What mobility-related functions would an MSC need to support? You asked how phone calls are routed. Let's consider the example of an incoming call to a wireless cellular phone. Based on the digits of the phone number (including country code, area code, etc.), the switch or MSC on the calling side is about to identify the home MSC of the callee (I say "home MSC" because the networks support roaming also, where the phone is at another network served by a different MSC, but based on the phone number, their home MSC that is in their home network is identified). In GSM, the home MSC would query the Home Location Register (HLR) to check where the phone was last located.
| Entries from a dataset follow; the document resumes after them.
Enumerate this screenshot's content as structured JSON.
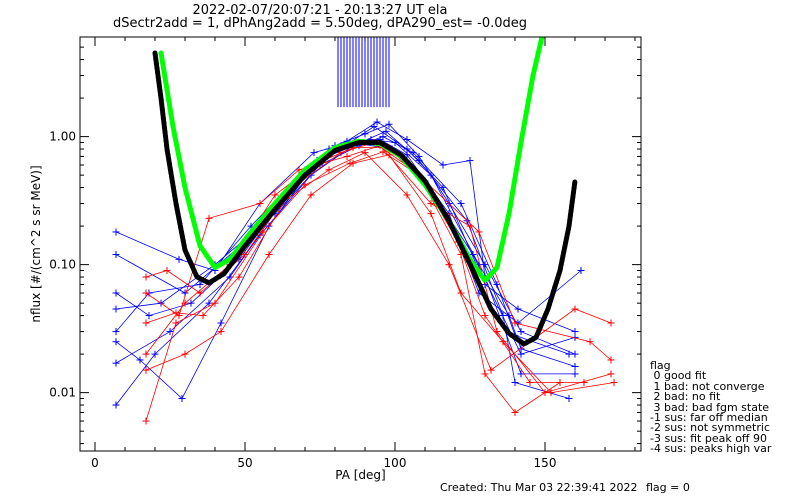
{
  "header": {
    "title_line1": "2022-02-07/20:07:21 - 20:13:27 UT ela",
    "title_line2": "dSectr2add = 1, dPhAng2add = 5.50deg, dPA290_est=  -0.0deg"
  },
  "footer": {
    "created": "Created: Thu Mar 03 22:39:41 2022",
    "flag": "flag = 0"
  },
  "legend": {
    "title": "flag",
    "items": [
      " 0 good fit",
      " 1 bad: not converge",
      " 2 bad: no fit",
      " 3 bad: bad fgm state",
      "-1 sus: far off median",
      "-2 sus: not symmetric",
      "-3 sus: fit peak off 90",
      "-4 sus: peaks high var"
    ]
  },
  "colors": {
    "blue": "#0000ff",
    "red": "#ff0000",
    "green": "#00ff00",
    "black": "#000000"
  },
  "chart_data": {
    "type": "line",
    "xlabel": "PA [deg]",
    "ylabel": "nflux [#/(cm^2 s sr MeV)]",
    "xlim": [
      -5,
      182
    ],
    "ylim": [
      0.0035,
      6.0
    ],
    "yscale": "log",
    "x_ticks": [
      0,
      50,
      100,
      150
    ],
    "x_tick_labels": [
      "0",
      "50",
      "100",
      "150"
    ],
    "y_ticks": [
      0.01,
      0.1,
      1.0
    ],
    "y_tick_labels": [
      "0.01",
      "0.10",
      "1.00"
    ],
    "fit_curves": [
      {
        "color": "green",
        "points": [
          [
            22,
            4.5
          ],
          [
            26,
            1.2
          ],
          [
            30,
            0.4
          ],
          [
            35,
            0.14
          ],
          [
            40,
            0.095
          ],
          [
            45,
            0.11
          ],
          [
            52,
            0.18
          ],
          [
            60,
            0.3
          ],
          [
            70,
            0.55
          ],
          [
            80,
            0.82
          ],
          [
            88,
            0.92
          ],
          [
            95,
            0.88
          ],
          [
            102,
            0.7
          ],
          [
            110,
            0.42
          ],
          [
            118,
            0.22
          ],
          [
            125,
            0.11
          ],
          [
            130,
            0.075
          ],
          [
            134,
            0.095
          ],
          [
            138,
            0.25
          ],
          [
            142,
            0.9
          ],
          [
            146,
            3.0
          ],
          [
            149,
            6.0
          ]
        ]
      },
      {
        "color": "black",
        "points": [
          [
            20,
            4.5
          ],
          [
            22,
            2.0
          ],
          [
            24,
            0.8
          ],
          [
            27,
            0.3
          ],
          [
            30,
            0.13
          ],
          [
            34,
            0.08
          ],
          [
            38,
            0.072
          ],
          [
            43,
            0.085
          ],
          [
            50,
            0.14
          ],
          [
            60,
            0.27
          ],
          [
            70,
            0.5
          ],
          [
            80,
            0.78
          ],
          [
            88,
            0.9
          ],
          [
            95,
            0.9
          ],
          [
            102,
            0.72
          ],
          [
            110,
            0.45
          ],
          [
            118,
            0.22
          ],
          [
            126,
            0.09
          ],
          [
            132,
            0.045
          ],
          [
            138,
            0.029
          ],
          [
            143,
            0.024
          ],
          [
            147,
            0.027
          ],
          [
            151,
            0.045
          ],
          [
            155,
            0.09
          ],
          [
            158,
            0.2
          ],
          [
            160,
            0.45
          ]
        ]
      }
    ],
    "error_bars": {
      "color": "blue",
      "x": [
        81,
        82,
        83,
        84,
        85,
        86,
        87,
        88,
        89,
        90,
        91,
        92,
        93,
        94,
        95,
        96,
        97,
        98
      ],
      "top": 6.0,
      "bottom": 1.7
    },
    "series_blue": [
      [
        [
          7,
          0.18
        ],
        [
          28,
          0.11
        ],
        [
          40,
          0.09
        ],
        [
          55,
          0.3
        ],
        [
          73,
          0.75
        ],
        [
          85,
          0.9
        ],
        [
          93,
          1.2
        ],
        [
          104,
          0.8
        ],
        [
          116,
          0.4
        ],
        [
          130,
          0.07
        ],
        [
          141,
          0.045
        ],
        [
          160,
          0.03
        ]
      ],
      [
        [
          7,
          0.12
        ],
        [
          30,
          0.06
        ],
        [
          50,
          0.15
        ],
        [
          68,
          0.45
        ],
        [
          80,
          0.85
        ],
        [
          90,
          1.05
        ],
        [
          98,
          1.25
        ],
        [
          108,
          0.7
        ],
        [
          118,
          0.3
        ],
        [
          130,
          0.1
        ],
        [
          142,
          0.03
        ],
        [
          160,
          0.02
        ]
      ],
      [
        [
          7,
          0.045
        ],
        [
          22,
          0.05
        ],
        [
          40,
          0.1
        ],
        [
          60,
          0.25
        ],
        [
          75,
          0.6
        ],
        [
          88,
          0.85
        ],
        [
          96,
          1.0
        ],
        [
          106,
          0.75
        ],
        [
          122,
          0.3
        ],
        [
          134,
          0.07
        ],
        [
          140,
          0.028
        ],
        [
          158,
          0.02
        ]
      ],
      [
        [
          7,
          0.03
        ],
        [
          18,
          0.06
        ],
        [
          35,
          0.07
        ],
        [
          52,
          0.2
        ],
        [
          70,
          0.55
        ],
        [
          84,
          0.92
        ],
        [
          94,
          1.3
        ],
        [
          104,
          0.95
        ],
        [
          116,
          0.6
        ],
        [
          125,
          0.65
        ],
        [
          130,
          0.08
        ],
        [
          142,
          0.014
        ],
        [
          160,
          0.014
        ]
      ],
      [
        [
          7,
          0.017
        ],
        [
          25,
          0.03
        ],
        [
          45,
          0.08
        ],
        [
          62,
          0.3
        ],
        [
          78,
          0.8
        ],
        [
          92,
          0.95
        ],
        [
          100,
          0.9
        ],
        [
          112,
          0.5
        ],
        [
          128,
          0.1
        ],
        [
          138,
          0.04
        ],
        [
          142,
          0.022
        ],
        [
          160,
          0.016
        ]
      ],
      [
        [
          7,
          0.008
        ],
        [
          20,
          0.02
        ],
        [
          38,
          0.05
        ],
        [
          55,
          0.17
        ],
        [
          72,
          0.5
        ],
        [
          86,
          0.85
        ],
        [
          97,
          1.1
        ],
        [
          108,
          0.65
        ],
        [
          124,
          0.22
        ],
        [
          136,
          0.04
        ],
        [
          140,
          0.012
        ],
        [
          158,
          0.009
        ]
      ],
      [
        [
          7,
          0.06
        ],
        [
          18,
          0.04
        ],
        [
          32,
          0.05
        ],
        [
          48,
          0.11
        ],
        [
          65,
          0.38
        ],
        [
          82,
          0.85
        ],
        [
          95,
          0.95
        ],
        [
          104,
          0.72
        ],
        [
          118,
          0.25
        ],
        [
          128,
          0.06
        ],
        [
          141,
          0.035
        ],
        [
          162,
          0.09
        ]
      ],
      [
        [
          7,
          0.025
        ],
        [
          15,
          0.018
        ],
        [
          29,
          0.009
        ],
        [
          42,
          0.035
        ],
        [
          58,
          0.2
        ],
        [
          74,
          0.65
        ],
        [
          88,
          0.88
        ],
        [
          99,
          0.8
        ],
        [
          110,
          0.45
        ],
        [
          126,
          0.12
        ],
        [
          142,
          0.02
        ],
        [
          160,
          0.027
        ]
      ]
    ],
    "series_red": [
      [
        [
          17,
          0.006
        ],
        [
          27,
          0.035
        ],
        [
          40,
          0.05
        ],
        [
          56,
          0.18
        ],
        [
          70,
          0.42
        ],
        [
          85,
          0.62
        ],
        [
          96,
          0.76
        ],
        [
          108,
          0.5
        ],
        [
          122,
          0.12
        ],
        [
          130,
          0.014
        ],
        [
          140,
          0.007
        ],
        [
          155,
          0.012
        ]
      ],
      [
        [
          17,
          0.02
        ],
        [
          30,
          0.05
        ],
        [
          45,
          0.1
        ],
        [
          60,
          0.35
        ],
        [
          74,
          0.62
        ],
        [
          86,
          0.82
        ],
        [
          98,
          0.82
        ],
        [
          110,
          0.42
        ],
        [
          121,
          0.15
        ],
        [
          130,
          0.04
        ],
        [
          145,
          0.012
        ],
        [
          163,
          0.012
        ]
      ],
      [
        [
          17,
          0.06
        ],
        [
          28,
          0.04
        ],
        [
          38,
          0.23
        ],
        [
          55,
          0.3
        ],
        [
          68,
          0.55
        ],
        [
          84,
          0.7
        ],
        [
          95,
          0.85
        ],
        [
          112,
          0.3
        ],
        [
          125,
          0.2
        ],
        [
          134,
          0.03
        ],
        [
          150,
          0.01
        ],
        [
          172,
          0.014
        ]
      ],
      [
        [
          17,
          0.08
        ],
        [
          24,
          0.09
        ],
        [
          35,
          0.06
        ],
        [
          50,
          0.12
        ],
        [
          62,
          0.3
        ],
        [
          78,
          0.55
        ],
        [
          90,
          0.75
        ],
        [
          104,
          0.35
        ],
        [
          118,
          0.1
        ],
        [
          132,
          0.015
        ],
        [
          160,
          0.045
        ],
        [
          172,
          0.035
        ]
      ],
      [
        [
          17,
          0.035
        ],
        [
          27,
          0.042
        ],
        [
          36,
          0.04
        ],
        [
          48,
          0.08
        ],
        [
          66,
          0.4
        ],
        [
          82,
          0.75
        ],
        [
          93,
          0.9
        ],
        [
          106,
          0.55
        ],
        [
          128,
          0.18
        ],
        [
          140,
          0.035
        ],
        [
          165,
          0.025
        ],
        [
          172,
          0.018
        ]
      ],
      [
        [
          17,
          0.015
        ],
        [
          30,
          0.02
        ],
        [
          42,
          0.03
        ],
        [
          58,
          0.12
        ],
        [
          72,
          0.35
        ],
        [
          86,
          0.62
        ],
        [
          98,
          0.72
        ],
        [
          112,
          0.25
        ],
        [
          122,
          0.06
        ],
        [
          136,
          0.025
        ],
        [
          152,
          0.01
        ],
        [
          173,
          0.012
        ]
      ]
    ]
  }
}
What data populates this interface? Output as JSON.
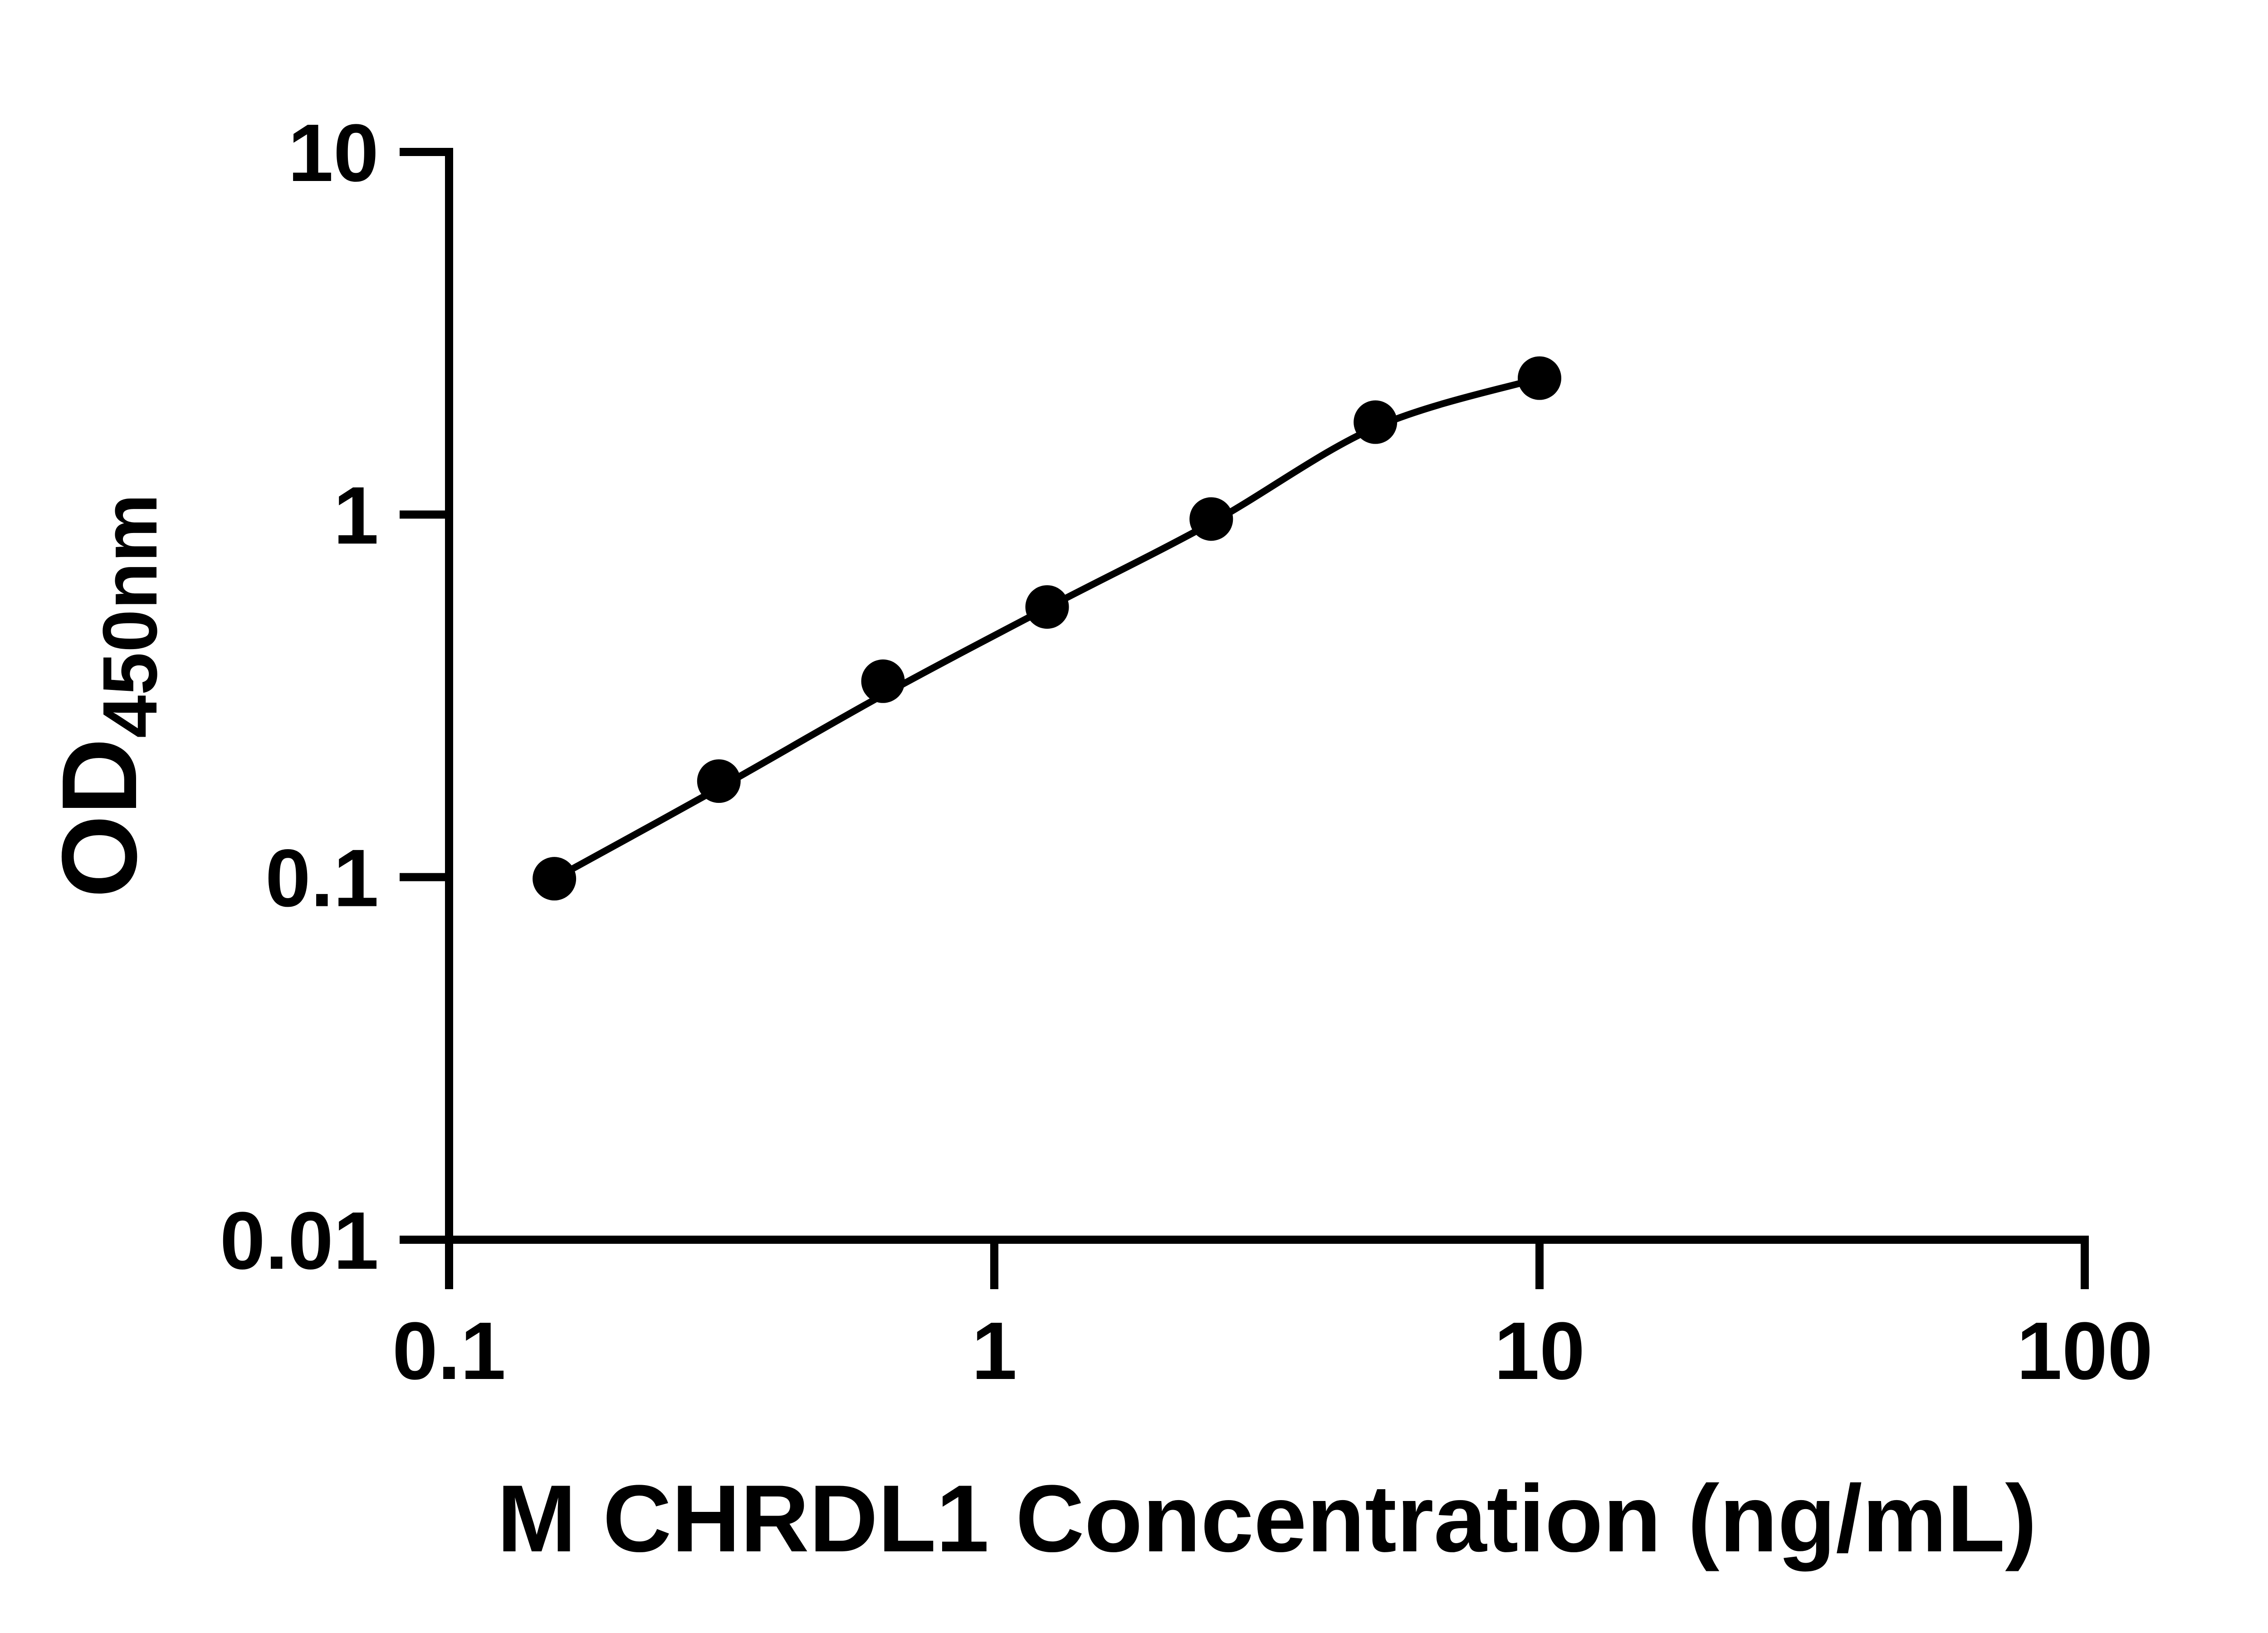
{
  "chart_data": {
    "type": "scatter",
    "title": "",
    "xlabel": "M CHRDL1 Concentration (ng/mL)",
    "ylabel_main": "OD",
    "ylabel_sub": "450nm",
    "x_scale": "log",
    "y_scale": "log",
    "xlim": [
      0.1,
      100
    ],
    "ylim": [
      0.01,
      10
    ],
    "grid": false,
    "legend": false,
    "x_ticks": [
      {
        "value": 0.1,
        "label": "0.1"
      },
      {
        "value": 1,
        "label": "1"
      },
      {
        "value": 10,
        "label": "10"
      },
      {
        "value": 100,
        "label": "100"
      }
    ],
    "y_ticks": [
      {
        "value": 10,
        "label": "10"
      },
      {
        "value": 1,
        "label": "1"
      },
      {
        "value": 0.1,
        "label": "0.1"
      },
      {
        "value": 0.01,
        "label": "0.01"
      }
    ],
    "series": [
      {
        "marker": "filled-circle",
        "color": "#000000",
        "points": [
          {
            "x": 0.156,
            "y": 0.099
          },
          {
            "x": 0.3125,
            "y": 0.184
          },
          {
            "x": 0.625,
            "y": 0.347
          },
          {
            "x": 1.25,
            "y": 0.556
          },
          {
            "x": 2.5,
            "y": 0.972
          },
          {
            "x": 5,
            "y": 1.798
          },
          {
            "x": 10,
            "y": 2.378
          }
        ]
      }
    ],
    "fit_curve": {
      "x": [
        0.156,
        0.3125,
        0.625,
        1.25,
        2.5,
        5,
        10
      ],
      "y": [
        0.099,
        0.176,
        0.318,
        0.553,
        0.948,
        1.74,
        2.378
      ]
    }
  },
  "colors": {
    "background": "#ffffff",
    "foreground": "#000000"
  }
}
It may be somewhere in the home network or roaming.
The non-roaming case is more straightforward, which is to just establish the last-mile call leg to the mobile phone through the home GSM network (from MSC to Base Station Controller, BSC, to Base Transceiver Subsystem, BTS, or base station for short, and then over the air to the mobile phone). In the roaming case, the HLR would know the network the phone is roaming in, because the phone would have completed a registration procedure in that network. So the HLR would point to a Visitor Location Register (VLR) in that other network. SS7 signaling from the home MSC to that VLR retrieves a special routing number to the MSC in the roaming network, so that a circuit can be established between the home MSC and that MSC. Once that call leg gets set up, then the MSC in the roaming network would need to establish the final leg to the base station and on to the phone.
There are additional details, like location updates so the network knows where the phone is, roughly (not too precise), even when it is idle. Then to deliver the call, the MSC may need to arrange for paging of the phone over a number of base stations in a Location Area, as it doesn't know which base station exactly, the phone is camping on or using at that time.
So anyway, it is a very different network from packet switching networks like the Internet.
There have been all kinds of convergence and integration going on in the networks the past few decades, though, so one may find some packet switching used internally even within networks that are part of the PSTN these days. LTE, a successor of GSM, does not even natively support voice/telephony and Voice-over-LTE (VoLTE) uses a form of VoIP with the IP Multimedia Subsystem (IMS) of the core network handling call control signaling.